OS MONGÓIS que sitiavam Cafa (um posto comercial genovês fortificado, hoje chamado Feodósia, na Criméia) estavam sendo dizimados pela doença misteriosa e, por isso, cessaram o ataque. Mas antes de se retirar, fizeram uma última ofensiva devastadora. Usando catapultas gigantes, lançaram por cima dos muros da cidade os corpos ainda quentes das vítimas da praga. Quando alguns soldados genoveses mais tarde fugiram em suas galés da cidade varrida pela peste, espalharam a doença a cada porto que visitaram.
Em alguns meses, a morte se alastrava pela Europa. Ela espalhou-se rapidamente para o Norte da África, Itália, Espanha, Inglaterra, França, Áustria, Hungria, Suíça, Alemanha, Escandinávia e países bálticos. Em pouco mais de dois anos, mais de um quarto da população da Europa — cerca de 25 milhões de almas — caiu vítima do que foi chamado de “a mais brutal catástrofe demográfica que a humanidade já viu”: a Peste Negra.
As causas da tragédia
Havia muito mais envolvido na tragédia da Peste Negra do que a própria doença. Vários fatores contribuíram para piorar o desastre, entre eles o fanatismo religioso. Um exemplo disso é a doutrina do purgatório. “No fim do século 13, o purgatório estava em toda a parte”, diz o historiador francês Jacques le Goff. No início do século 14, Dante lançou sua obra a Divina Comédia, cujas descrições detalhadas do inferno e do purgatório influenciaram muito as pessoas. Nesse clima religioso, as pessoas encaravam a praga com surpreendente apatia e resignação, achando que ela era um castigo divino. Como veremos, esse conceito pessimista na verdade contribuiu para que a doença se espalhasse. “Nada poderia ter preparado um terreno melhor para a praga se espalhar”, diz o livro The Black Death (A Peste Negra), de Philip Ziegler.

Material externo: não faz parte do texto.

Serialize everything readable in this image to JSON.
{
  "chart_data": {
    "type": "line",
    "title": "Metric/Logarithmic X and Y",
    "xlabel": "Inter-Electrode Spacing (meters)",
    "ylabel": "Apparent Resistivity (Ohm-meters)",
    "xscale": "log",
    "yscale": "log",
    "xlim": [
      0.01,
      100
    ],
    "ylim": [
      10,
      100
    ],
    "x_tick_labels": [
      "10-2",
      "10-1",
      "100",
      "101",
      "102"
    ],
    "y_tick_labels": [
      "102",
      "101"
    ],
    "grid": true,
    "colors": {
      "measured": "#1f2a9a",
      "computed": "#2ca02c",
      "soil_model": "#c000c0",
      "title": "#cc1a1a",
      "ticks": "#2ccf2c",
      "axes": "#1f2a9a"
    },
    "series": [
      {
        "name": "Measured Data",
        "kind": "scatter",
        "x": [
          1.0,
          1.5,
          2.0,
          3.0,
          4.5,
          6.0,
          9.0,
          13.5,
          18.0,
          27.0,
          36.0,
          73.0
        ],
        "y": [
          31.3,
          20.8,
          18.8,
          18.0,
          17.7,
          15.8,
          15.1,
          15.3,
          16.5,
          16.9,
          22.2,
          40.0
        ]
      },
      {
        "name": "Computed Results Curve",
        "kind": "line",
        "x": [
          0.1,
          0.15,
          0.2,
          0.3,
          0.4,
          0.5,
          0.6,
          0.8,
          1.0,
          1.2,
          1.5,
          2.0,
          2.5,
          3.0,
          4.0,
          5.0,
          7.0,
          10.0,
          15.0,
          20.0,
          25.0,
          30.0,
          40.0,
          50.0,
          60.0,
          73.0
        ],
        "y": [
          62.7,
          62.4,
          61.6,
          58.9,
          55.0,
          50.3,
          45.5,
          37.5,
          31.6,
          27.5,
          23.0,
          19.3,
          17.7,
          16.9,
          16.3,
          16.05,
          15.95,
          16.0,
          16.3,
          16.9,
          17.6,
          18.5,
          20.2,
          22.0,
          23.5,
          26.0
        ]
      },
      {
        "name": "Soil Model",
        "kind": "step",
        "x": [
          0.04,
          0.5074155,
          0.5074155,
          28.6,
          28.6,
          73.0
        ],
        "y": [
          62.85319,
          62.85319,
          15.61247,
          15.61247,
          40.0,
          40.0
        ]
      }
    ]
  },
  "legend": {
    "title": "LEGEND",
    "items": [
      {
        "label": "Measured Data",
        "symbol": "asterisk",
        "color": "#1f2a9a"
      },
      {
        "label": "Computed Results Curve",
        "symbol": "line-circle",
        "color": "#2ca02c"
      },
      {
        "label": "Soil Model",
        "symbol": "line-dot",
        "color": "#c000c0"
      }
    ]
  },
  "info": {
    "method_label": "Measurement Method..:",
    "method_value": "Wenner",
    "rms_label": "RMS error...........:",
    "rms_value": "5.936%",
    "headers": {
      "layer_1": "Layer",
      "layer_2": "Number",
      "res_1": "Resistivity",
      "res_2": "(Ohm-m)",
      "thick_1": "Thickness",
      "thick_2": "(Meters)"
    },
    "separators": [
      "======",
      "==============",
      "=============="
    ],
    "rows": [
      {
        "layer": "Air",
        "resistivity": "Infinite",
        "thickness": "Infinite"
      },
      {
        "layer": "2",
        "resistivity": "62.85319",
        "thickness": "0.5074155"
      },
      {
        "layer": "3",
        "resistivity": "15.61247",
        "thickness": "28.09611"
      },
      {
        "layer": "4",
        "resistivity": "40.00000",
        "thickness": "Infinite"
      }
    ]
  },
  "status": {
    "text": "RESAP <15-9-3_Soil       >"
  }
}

Outro problema foram as repetidas safras ruins na Europa. Em resultado disso, a crescente população do continente estava subnutrida, sem condições de resistir a doenças.
A praga se espalha
Segundo Guy de Chauliac, médico pessoal do Papa Clemente VI, dois tipos de peste invadiram a Europa: a pneumônica e a bubônica. Ele descreveu detalhadamente essas doenças, dizendo: “A primeira durou dois meses, com febre contínua e escarro sanguinolento, e a pessoa morria em três dias. A segunda durou pelo resto do período, também com febre contínua, mas com apostemas [abscessos] e carbúnculos nas partes externas, principalmente nas axilas e na virilha. A pessoa morria em cinco dias.” Os médicos não conseguiam deter o avanço da praga.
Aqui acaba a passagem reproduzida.